When the fear builds, it seems like some of us get a little silent, and start the wrong conversation. We start talking about which churches are the most accepting, which churches are the most progressive, which churches are stuck in the past, which ones are inevitably going to leave. Urban, rural, suburban, inner city. The lines get drawn. Who is happy and who is sad? Who is angry and who rejoices? Who is the greatest at welcoming? Who is the greatest at remaining true to the gospel?
We might not be willing to say it out loud, but a lot of us are talking about who is the greatest among us, and we’re missing the point. It isn’t about who is growing and who is dying. It is easy to spend our time talking about growth rates when we’re just plain afraid. It is easy to make lists and congratulate ourselves or think longer and harder about snappy comebacks for those who disagree with us.

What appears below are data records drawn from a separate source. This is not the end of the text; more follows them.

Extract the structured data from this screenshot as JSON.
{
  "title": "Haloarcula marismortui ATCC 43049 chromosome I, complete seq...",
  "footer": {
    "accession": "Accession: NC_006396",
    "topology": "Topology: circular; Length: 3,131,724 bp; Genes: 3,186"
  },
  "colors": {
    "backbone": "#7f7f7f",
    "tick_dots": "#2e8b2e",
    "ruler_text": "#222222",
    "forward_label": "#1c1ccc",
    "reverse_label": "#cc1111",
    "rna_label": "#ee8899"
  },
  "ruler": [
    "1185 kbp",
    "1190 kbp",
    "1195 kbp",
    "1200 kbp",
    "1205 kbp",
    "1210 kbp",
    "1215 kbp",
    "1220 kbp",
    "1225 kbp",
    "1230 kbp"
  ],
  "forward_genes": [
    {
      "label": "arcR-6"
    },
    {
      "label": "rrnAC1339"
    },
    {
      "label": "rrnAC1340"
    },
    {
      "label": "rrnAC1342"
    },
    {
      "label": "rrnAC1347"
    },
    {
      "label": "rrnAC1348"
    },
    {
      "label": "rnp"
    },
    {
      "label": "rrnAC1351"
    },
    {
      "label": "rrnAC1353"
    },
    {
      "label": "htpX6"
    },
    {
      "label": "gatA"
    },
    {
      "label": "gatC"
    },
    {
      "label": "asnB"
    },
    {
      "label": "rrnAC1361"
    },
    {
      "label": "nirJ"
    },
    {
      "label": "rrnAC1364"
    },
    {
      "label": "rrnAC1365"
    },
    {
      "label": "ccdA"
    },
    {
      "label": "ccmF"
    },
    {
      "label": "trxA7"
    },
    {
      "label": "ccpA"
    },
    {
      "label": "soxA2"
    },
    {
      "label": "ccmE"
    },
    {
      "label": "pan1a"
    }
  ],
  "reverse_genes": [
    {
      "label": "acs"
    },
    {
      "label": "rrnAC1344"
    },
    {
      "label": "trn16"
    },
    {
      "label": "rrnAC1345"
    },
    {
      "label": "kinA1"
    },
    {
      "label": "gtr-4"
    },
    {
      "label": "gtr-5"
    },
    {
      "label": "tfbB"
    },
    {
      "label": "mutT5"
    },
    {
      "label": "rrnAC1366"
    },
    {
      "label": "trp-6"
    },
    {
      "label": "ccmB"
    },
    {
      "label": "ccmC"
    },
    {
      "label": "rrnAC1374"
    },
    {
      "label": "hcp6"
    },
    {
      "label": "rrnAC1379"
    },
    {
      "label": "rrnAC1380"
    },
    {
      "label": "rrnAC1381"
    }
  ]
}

Ordering ourselves when we are afraid is the easiest of things. Marking our territory, making a list of who is in and who is out makes the fear a little less poignant, a little less severe. Congratulating ourselves or wondering if now is time to walk away doesn’t help us to live into the fear, it just makes its boundaries even more clear.
Jesus tells those disciples, that all the ordering, all the one-upping, all the self-congratulation, it really isn’t the main thing anymore. The main thing is being a servant. The main thing is being last of all, not first. The main thing isn’t self-congratulation, but self-service.
They sit around him, and Jesus takes a child and puts it in their midst. It seems like it must be a pretty cute scene, right? A baby held in the arms of Jesus, welcomed into the circle. But it isn’t meant to be cute. It isn’t meant to be cuddly. Children, in the ancient world, were the most disposable of commodities, they often didn’t live into adulthood, and weren’t of much value until they could serve the family. So Jesus isn’t giving these disciples a lesson in loving babies, he’s giving them a lesson in seeing the world through new eyes. If they are looking for Jesus, they ought to be looking to those on the outside of the circle. That’s where he is going to be. That’s where God is going to be.
The fear turns us in on ourselves, but Jesus isn’t having any of that. Those left out in the cold, those who can’t see God anymore, it is in their company that Jesus is going to be hanging out. Because that is what he does- that’s the kind of God he is. Not the God of the self-congratulators, but a God of the losers and the broken.
After the votes made by our larger church, many wept openly. I was certainly getting out the Kleenex myself. I couldn’t help but cry for my brothers and sisters who finally feel like they have a place here. And I couldn’t help but cry for my brothers and sisters who were walking out. Who couldn’t stay with us anymore. It isn’t about ordering who won and who lost. It isn’t about that at all. It is about seeing the fear and the uncertainty in our future, and living in the midst of all of it. Holding our brothers and sisters in pain and in joy, and being a community with all of them. Finding Jesus in the midst of all of them. Not because anyone is the greatest, but because all are broken, and need a God exactly like ours. A God who hangs out with the lost, the ignored and the broken, who is found always with the last and the least. Amen, and thanks be to God.